UK cement: the importance of policy
Published by Alfie Lloyd-Perks,
Assistant Editor
World Cement,
World Cement sat down with Martin Casey, Mineral Products Association (MPA), to discuss the challenges facing the UK cement sector and the policies needed to support its future.
The UK cement sector has had a difficult few years. Despite the optimism shown with projects like HyNet and the Peak Cluster, it was recently announced that UK cement production had fallen to its lowest levels for decades. What are the primary challenges facing the UK sector at present?
UK cement is an essential, foundational industry, but it’s being squeezed on competitiveness. High energy, regulatory, and labour costs are making it harder to invest and compete with overseas producers. The latest production data underlines the point – domestic output has fallen to its lowest level since 1950. A growing reliance on imports puts the UK at risk of losing its materials security and offshoring its emissions. If we’re serious about delivering homes and infrastructure at pace, we need to be serious about our materials supply chain, too.
What kind of support are you looking for from policymakers? Where would government assistance be most impactful?
We need a fair and competitive environment to do business. In practical terms, that means tackling industrial electricity prices, which are among the highest in the world, getting carbon policy right so UK producers aren’t at a disadvantage, and creating the economic certainty and stability that unlocks investment.
We need policymakers to focus on creating a level playing field.
The UK Carbon Border Adjustment Mechanism (CBAM), set to come into effect in January 2027, could help ensure imports face a carbon cost comparable to domestic production by accounting for both the costs of carbon and the indirect costs embedded in electricity prices. The draft legislation doesn’t do this at present. As the sector identified as most at risk of carbon leakage, cement should qualify for Energy Intensive Industry (EII) compensation to help offset these costs, but it is currently excluded. The result is that British cement producers are left facing sky high electricity costs without compensation. We’re also asking for earlier testing and clarity on the rates that will be applied as part of the CBAM, so when the policy kicks in, there’s confidence that it will work effectively.
Public procurement policy would also play a powerful role. Prioritising British-made cement would help support domestic production, reduce carbon leakage, and back good jobs and growth across the domestic supply chain.
Without these measures in place, there is an increasing risk of deindustrialisation in a sector that underpins critical infrastructure, housing, and many of the government’s plans for growth.
Moving to the topic of CCS: How central is this technology to the UK cement industry’s net zero ambitions, compared to other levers like fuel switching or clinker substitution?

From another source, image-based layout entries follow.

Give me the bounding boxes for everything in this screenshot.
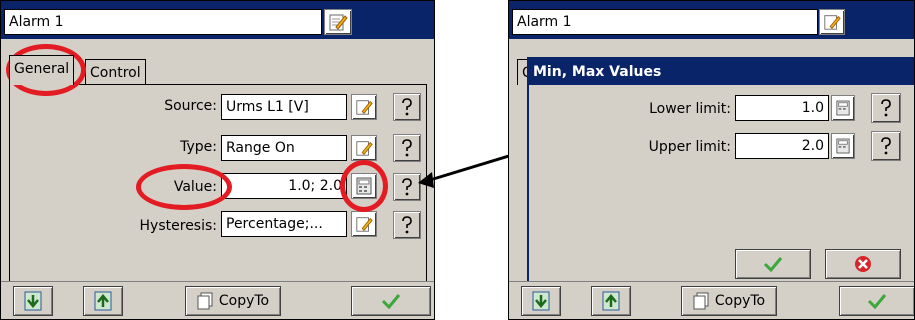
right-move-down-button[interactable]	[521, 286, 561, 316]
right-alarm-name-field[interactable]: Alarm 1	[512, 9, 818, 35]
help-icon	[402, 216, 412, 234]
right-alarm-panel: Alarm 1 C Min, Max Values Lower limit: 1…	[508, 0, 915, 320]
hysteresis-label: Hysteresis:	[139, 218, 217, 234]
help-icon	[402, 139, 412, 157]
type-label: Type:	[180, 139, 217, 155]
type-edit-button[interactable]	[351, 135, 377, 161]
source-field[interactable]: Urms L1 [V]	[221, 94, 347, 120]
tab-general[interactable]: General	[9, 55, 75, 85]
copyto-button[interactable]: CopyTo	[185, 286, 281, 316]
calculator-icon	[836, 138, 850, 154]
type-help-button[interactable]	[393, 134, 421, 162]
title-bar: Alarm 1	[1, 1, 434, 39]
check-icon	[763, 257, 783, 272]
edit-icon	[356, 100, 373, 115]
up-arrow-icon	[602, 291, 620, 311]
move-down-button[interactable]	[13, 286, 53, 316]
edit-icon	[356, 141, 373, 156]
lower-limit-label: Lower limit:	[649, 101, 731, 117]
edit-icon	[824, 15, 841, 30]
alarm-name-field[interactable]: Alarm 1	[4, 9, 322, 35]
source-edit-button[interactable]	[351, 94, 377, 120]
value-calculator-button[interactable]	[351, 173, 377, 199]
tab-control[interactable]: Control	[85, 59, 146, 85]
value-label: Value:	[173, 179, 217, 195]
edit-icon	[356, 217, 373, 232]
upper-calculator-button[interactable]	[831, 133, 855, 159]
left-footer: CopyTo	[1, 281, 434, 319]
lower-help-button[interactable]	[871, 93, 901, 123]
source-label: Source:	[164, 98, 217, 114]
lower-calculator-button[interactable]	[831, 95, 855, 121]
down-arrow-icon	[24, 291, 42, 311]
copy-icon	[197, 292, 213, 310]
value-help-button[interactable]	[393, 173, 421, 201]
lower-limit-field[interactable]: 1.0	[735, 95, 829, 121]
right-move-up-button[interactable]	[591, 286, 631, 316]
check-icon	[381, 294, 401, 309]
help-icon	[402, 178, 412, 196]
up-arrow-icon	[94, 291, 112, 311]
hysteresis-field[interactable]: Percentage;...	[221, 211, 347, 237]
left-alarm-panel: Alarm 1 General Control Source: Urms L1 …	[0, 0, 435, 320]
edit-name-button[interactable]	[324, 9, 352, 35]
right-copyto-label: CopyTo	[714, 293, 766, 309]
hysteresis-edit-button[interactable]	[351, 211, 377, 237]
help-icon	[402, 98, 412, 116]
check-icon	[867, 294, 887, 309]
dialog-cancel-button[interactable]	[825, 249, 901, 279]
upper-limit-label: Upper limit:	[648, 139, 731, 155]
help-icon	[881, 99, 891, 117]
source-help-button[interactable]	[393, 93, 421, 121]
min-max-dialog: Min, Max Values Lower limit: 1.0 Upper l…	[527, 57, 914, 289]
upper-limit-field[interactable]: 2.0	[735, 133, 829, 159]
calculator-icon	[356, 177, 372, 195]
dialog-title: Min, Max Values	[529, 59, 914, 85]
copy-icon	[693, 292, 709, 310]
value-field[interactable]: 1.0; 2.0	[221, 173, 347, 199]
edit-icon	[329, 14, 348, 31]
hysteresis-help-button[interactable]	[393, 211, 421, 239]
calculator-icon	[836, 100, 850, 116]
right-edit-name-button[interactable]	[819, 9, 845, 35]
help-icon	[881, 137, 891, 155]
move-up-button[interactable]	[83, 286, 123, 316]
cancel-icon	[855, 256, 871, 272]
down-arrow-icon	[532, 291, 550, 311]
right-title-bar: Alarm 1	[509, 1, 914, 39]
copyto-label: CopyTo	[218, 293, 270, 309]
right-footer: CopyTo	[509, 281, 914, 319]
right-ok-button[interactable]	[839, 286, 914, 316]
dialog-ok-button[interactable]	[735, 249, 811, 279]
right-copyto-button[interactable]: CopyTo	[681, 286, 777, 316]
type-field[interactable]: Range On	[221, 135, 347, 161]
upper-help-button[interactable]	[871, 131, 901, 161]
ok-button[interactable]	[351, 286, 431, 316]
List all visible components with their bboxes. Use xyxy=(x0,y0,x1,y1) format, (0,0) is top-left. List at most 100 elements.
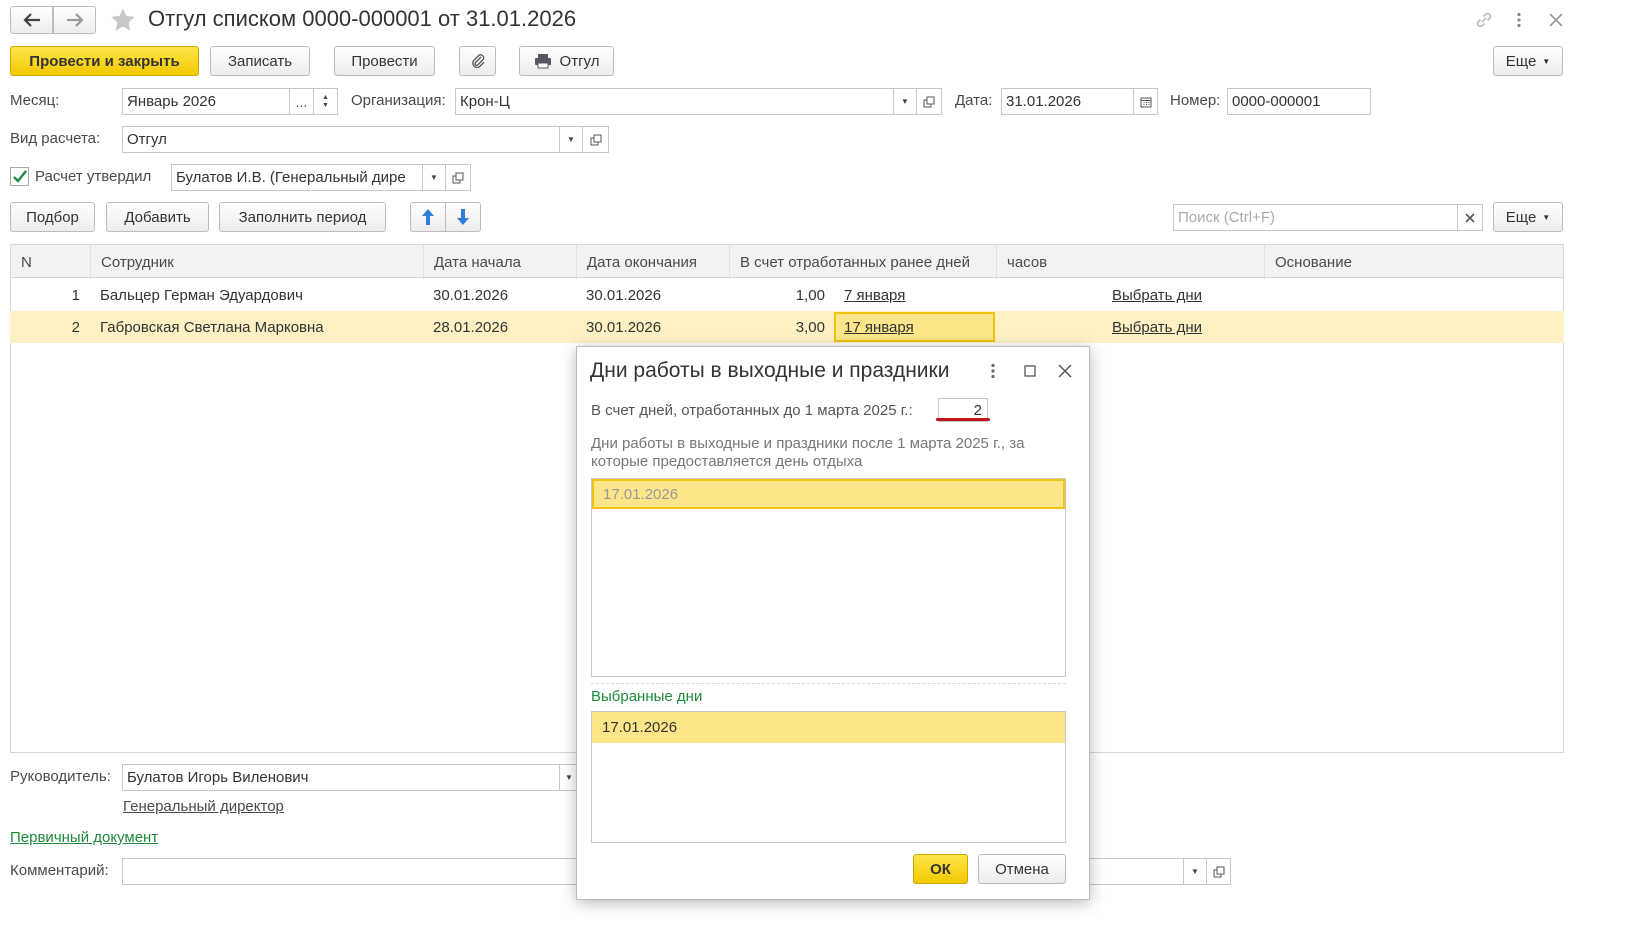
row-days-link[interactable]: 7 января xyxy=(844,279,905,311)
red-underline-mark xyxy=(936,418,990,421)
fill-period-button[interactable]: Заполнить период xyxy=(219,202,386,232)
row-employee: Бальцер Герман Эдуардович xyxy=(100,286,303,304)
dropdown-arrow-icon: ▼ xyxy=(1191,867,1199,876)
dialog-maximize-icon[interactable] xyxy=(1020,361,1040,381)
date-input[interactable]: 31.01.2026 xyxy=(1001,88,1134,115)
col-header-end[interactable]: Дата окончания xyxy=(577,245,730,279)
row-end: 30.01.2026 xyxy=(586,318,662,336)
link-icon[interactable] xyxy=(1473,10,1495,30)
workdays-dialog: Дни работы в выходные и праздники В счет… xyxy=(576,346,1090,900)
month-input[interactable]: Январь 2026 xyxy=(122,88,290,115)
post-and-close-button[interactable]: Провести и закрыть xyxy=(10,46,199,76)
month-stepper[interactable]: ▲ ▼ xyxy=(313,88,338,115)
calc-type-label: Вид расчета: xyxy=(10,130,101,147)
dialog-menu-dots-icon[interactable] xyxy=(985,361,1001,381)
print-button[interactable]: Отгул xyxy=(519,46,614,76)
selected-days-label: Выбранные дни xyxy=(591,688,703,705)
dropdown-arrow-icon: ▼ xyxy=(1542,56,1551,66)
organization-input[interactable]: Крон-Ц xyxy=(455,88,894,115)
ok-button[interactable]: ОК xyxy=(913,854,968,884)
arrow-down-icon xyxy=(457,209,469,225)
date-calendar-button[interactable] xyxy=(1133,88,1158,115)
open-window-icon xyxy=(1213,866,1224,877)
calc-type-dropdown-button[interactable]: ▼ xyxy=(559,126,583,153)
table-more-button[interactable]: Еще ▼ xyxy=(1493,202,1563,232)
row-hours-link[interactable]: Выбрать дни xyxy=(1112,279,1202,311)
dialog-title: Дни работы в выходные и праздники xyxy=(590,359,950,382)
primary-document-link[interactable]: Первичный документ xyxy=(10,829,158,846)
approved-checkbox[interactable] xyxy=(10,167,29,186)
dropdown-arrow-icon: ▼ xyxy=(565,773,573,782)
table-row[interactable]: 1 Бальцер Герман Эдуардович 30.01.2026 3… xyxy=(10,279,1564,311)
row-end: 30.01.2026 xyxy=(586,286,662,304)
month-select-button[interactable]: ... xyxy=(289,88,314,115)
post-button[interactable]: Провести xyxy=(334,46,435,76)
search-clear-button[interactable] xyxy=(1457,204,1483,231)
clear-x-icon xyxy=(1465,212,1475,223)
approved-by-open-button[interactable] xyxy=(445,164,471,191)
list-item-text: 17.01.2026 xyxy=(603,485,679,503)
row-employee: Габровская Светлана Марковна xyxy=(100,318,324,336)
organization-label: Организация: xyxy=(351,92,446,109)
attach-button[interactable] xyxy=(459,46,496,76)
save-button[interactable]: Записать xyxy=(210,46,310,76)
open-window-icon xyxy=(452,172,464,183)
organization-dropdown-button[interactable]: ▼ xyxy=(893,88,917,115)
col-header-basis[interactable]: Основание xyxy=(1265,245,1563,279)
row-days: 3,00 xyxy=(795,318,825,336)
select-button[interactable]: Подбор xyxy=(10,202,95,232)
table-more-label: Еще xyxy=(1505,208,1537,226)
approved-by-dropdown-button[interactable]: ▼ xyxy=(422,164,446,191)
search-placeholder: Поиск (Ctrl+F) xyxy=(1178,209,1275,226)
back-button[interactable] xyxy=(10,6,53,34)
move-down-button[interactable] xyxy=(445,202,481,232)
approved-by-input[interactable]: Булатов И.В. (Генеральный дире xyxy=(171,164,423,191)
calc-type-input[interactable]: Отгул xyxy=(122,126,560,153)
calc-type-open-button[interactable] xyxy=(582,126,609,153)
month-label: Месяц: xyxy=(10,92,60,109)
dropdown-arrow-icon: ▼ xyxy=(1542,212,1551,222)
print-button-label: Отгул xyxy=(559,52,600,70)
calendar-icon xyxy=(1140,97,1151,107)
row-hours-link[interactable]: Выбрать дни xyxy=(1112,311,1202,343)
selected-days-list[interactable]: 17.01.2026 xyxy=(591,711,1066,843)
col-header-hours[interactable]: часов xyxy=(997,245,1265,279)
close-icon[interactable] xyxy=(1546,10,1566,30)
table-header: N Сотрудник Дата начала Дата окончания В… xyxy=(10,244,1564,279)
manager-input[interactable]: Булатов Игорь Виленович xyxy=(122,764,560,791)
table-row[interactable]: 2 Габровская Светлана Марковна 28.01.202… xyxy=(10,311,1564,343)
forward-button[interactable] xyxy=(53,6,96,34)
row-n: 2 xyxy=(71,318,80,336)
comment-open-button[interactable] xyxy=(1206,858,1231,885)
move-up-button[interactable] xyxy=(410,202,446,232)
organization-open-button[interactable] xyxy=(916,88,942,115)
comment-label: Комментарий: xyxy=(10,862,109,879)
cancel-button[interactable]: Отмена xyxy=(978,854,1066,884)
favorite-star-icon[interactable] xyxy=(108,5,138,35)
more-button[interactable]: Еще ▼ xyxy=(1493,46,1563,76)
dialog-close-icon[interactable] xyxy=(1055,361,1075,381)
arrow-right-icon xyxy=(66,13,84,27)
after-march-list[interactable]: 17.01.2026 xyxy=(591,478,1066,677)
dropdown-arrow-icon: ▼ xyxy=(901,97,909,106)
list-item[interactable]: 17.01.2026 xyxy=(592,479,1065,509)
row-days: 1,00 xyxy=(795,286,825,304)
list-item[interactable]: 17.01.2026 xyxy=(592,712,1065,743)
col-header-days[interactable]: В счет отработанных ранее дней xyxy=(730,245,997,279)
menu-dots-icon[interactable] xyxy=(1510,10,1528,30)
add-button[interactable]: Добавить xyxy=(106,202,209,232)
search-input[interactable]: Поиск (Ctrl+F) xyxy=(1173,204,1458,231)
page-title: Отгул списком 0000-000001 от 31.01.2026 xyxy=(148,6,577,31)
manager-position-link[interactable]: Генеральный директор xyxy=(123,798,284,815)
open-window-icon xyxy=(590,134,601,145)
col-header-n[interactable]: N xyxy=(11,245,91,279)
col-header-start[interactable]: Дата начала xyxy=(424,245,577,279)
open-window-icon xyxy=(923,96,935,107)
row-days-link[interactable]: 17 января xyxy=(844,311,914,343)
col-header-employee[interactable]: Сотрудник xyxy=(91,245,424,279)
number-input[interactable]: 0000-000001 xyxy=(1227,88,1371,115)
row-start: 30.01.2026 xyxy=(433,286,509,304)
comment-dropdown-button[interactable]: ▼ xyxy=(1183,858,1207,885)
row-start: 28.01.2026 xyxy=(433,318,509,336)
after-march-label: Дни работы в выходные и праздники после … xyxy=(591,435,1025,470)
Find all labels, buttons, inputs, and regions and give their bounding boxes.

All the levers matter. The cement and concrete sectors have already made progress, decarbonising faster than the UK economy, having reduced their emissions by 63% since 1990 through methods like fuel switching.
But cement is slightly set apart from other heavy industry because its emissions aren’t just tied to fuel use – they’re inherent to the chemistry of making clinker, which is needed to make portland cement. Over 200 years, this type of cement has been rigorously tested and proven to be reliable and can be produced at scale domestically. So, while low-carbon, alternative cement chemistries could play a role in decarbonising cement, they’re not the complete answer. They still need to go through the same stringent safety and durability testing as portland cement. We can’t let our industry be lost while we wait. Therefore, carbon capture is still essential to deal with the process emissions that simply can’t be eliminated any other way.
The UK’s CCS strategy is built around industrial clusters like the Peak Cluster and HyNet – how well does this model work for cement producers, and what are the options for plants outside of these clusters?
A cluster approach can work well because shared transport and storage infrastructure lowers cost and risk. Clear timelines, open access, and investable business models are a must for this to work in reality.
However, we need a government-led CO2 transport and storage plan that accounts for both clusters and dispersed sites, so businesses can plan and so the whole sector can decarbonise. Accounting for dispersed sites is more challenging, but not impossible. What’s really important is giving industry visibility and options, rather than leaving sites guessing.